Atlara binerken de inerken de yolun ortasında kalmaktansa kenarında olma gerekliliği de insanları bir alışkanlığa götürdü; eğer atın solundan binip iniyorsan yolun solundan gitmelisin!
Kısacası yolun solunun kullanılması mantığının çıkış noktası kılıç kuşanmak ve at sürmek gibi gündelik işleri daha kolay hale getirmekti.
Ancak işler yolun solunu kullanmakla bitmemiş ve günümüze kadar farklı ülkelerde, farklı zamanlarda, farklı kullanım kuralları konulmuş.

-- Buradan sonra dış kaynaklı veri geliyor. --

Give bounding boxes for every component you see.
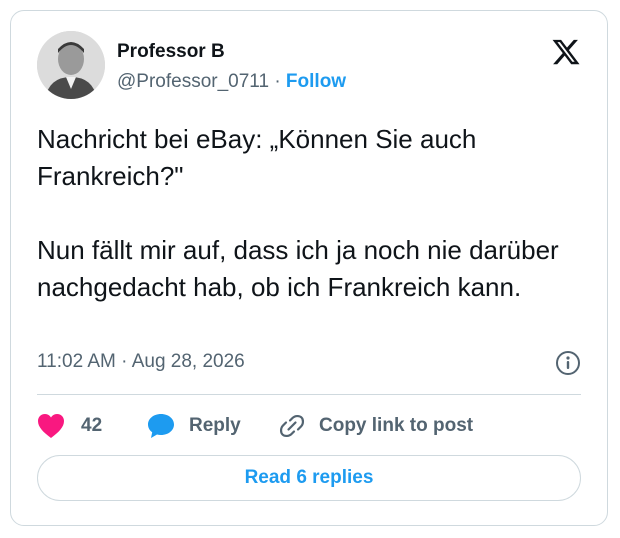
avatar[interactable] — [37, 31, 105, 99]
reply-label: Reply — [189, 415, 241, 436]
post-text: Nachricht bei eBay: „Können Sie auch Fra… — [37, 121, 577, 306]
read-replies-button[interactable]: Read 6 replies — [37, 455, 581, 501]
follow-button[interactable]: Follow — [286, 71, 346, 92]
like-count: 42 — [81, 415, 103, 436]
author-name[interactable]: Professor B — [117, 41, 225, 63]
link-icon — [279, 414, 305, 438]
handle-separator: · — [274, 71, 281, 92]
divider — [37, 394, 581, 395]
author-handle[interactable]: @Professor_0711 — [117, 71, 269, 92]
like-button[interactable]: 42 — [37, 409, 102, 443]
reply-button[interactable]: Reply — [147, 409, 241, 443]
copy-link-label: Copy link to post — [319, 415, 474, 436]
post-paragraph: Nun fällt mir auf, dass ich ja noch nie … — [37, 235, 559, 302]
heart-icon — [38, 414, 64, 438]
info-icon[interactable] — [555, 350, 581, 376]
avatar-photo-icon — [37, 31, 105, 99]
post-timestamp[interactable]: 11:02 AM · Aug 28, 2026 — [37, 351, 245, 373]
post-card: Professor B @Professor_0711 · Follow Nac… — [10, 10, 608, 526]
copy-link-button[interactable]: Copy link to post — [279, 409, 473, 443]
speech-bubble-icon — [148, 414, 174, 438]
x-logo-icon[interactable] — [551, 37, 581, 67]
post-paragraph: Nachricht bei eBay: „Können Sie auch Fra… — [37, 124, 477, 191]
author-handle-row: @Professor_0711 · Follow — [117, 71, 346, 93]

Türkiye’de trafiğin akış yönü Karayolları Trafik Kanunun 6. kısmının 1. bölümünün genel kurallarında belirlenmiştir. Bu kanunun 46. maddesine göre: “Karayollarında trafik sağdan akar” Kanunun Resmi Gazetede yayımlandığı tarih 1983. Trafiğin sağdan akışı bu tarihten beri kanunlaşmıştır.
1700’lü yıllarda, Fransa’da ve Amerika’da çiftçiler ürünlerini büyük vagonlara yükleyerek götürmek istedikleri yere atlarla çekerlerdi. Bu vagonlarda ya da at arabalarında sürücü koltuğu bulunmadığından süren kişi atın sol arka tarafına düşecek şekilde oturur böylece atları kırbaçlamak için sağ elini kullanabilirdi. Sürücü at arabasının solunda oturduğundan doğal olarak karşıdan gelen her aracın solundan geçmesini isterdi ki aracın sürtünmeden kaza yapmadan rahatça geçebilmesini gözlemleyebilsin, kontrol edebilsin. Bunu yapmanın yolu da doğal olarak yolun sağ kısmını kullanmaktan geçiyordu.
Fransızların yolun sağını kullanma alışkanlığının tüm Avrupa’ya yayılması ise 1789 Fransız İhtilali’nden sonraya denk gelir. Aslında devrimden önce Fransız aristokratları yolun sol tarafını kullanır, köylü ve alt gruplardan insanları yolun sağını kullanmaya zorlarlardı.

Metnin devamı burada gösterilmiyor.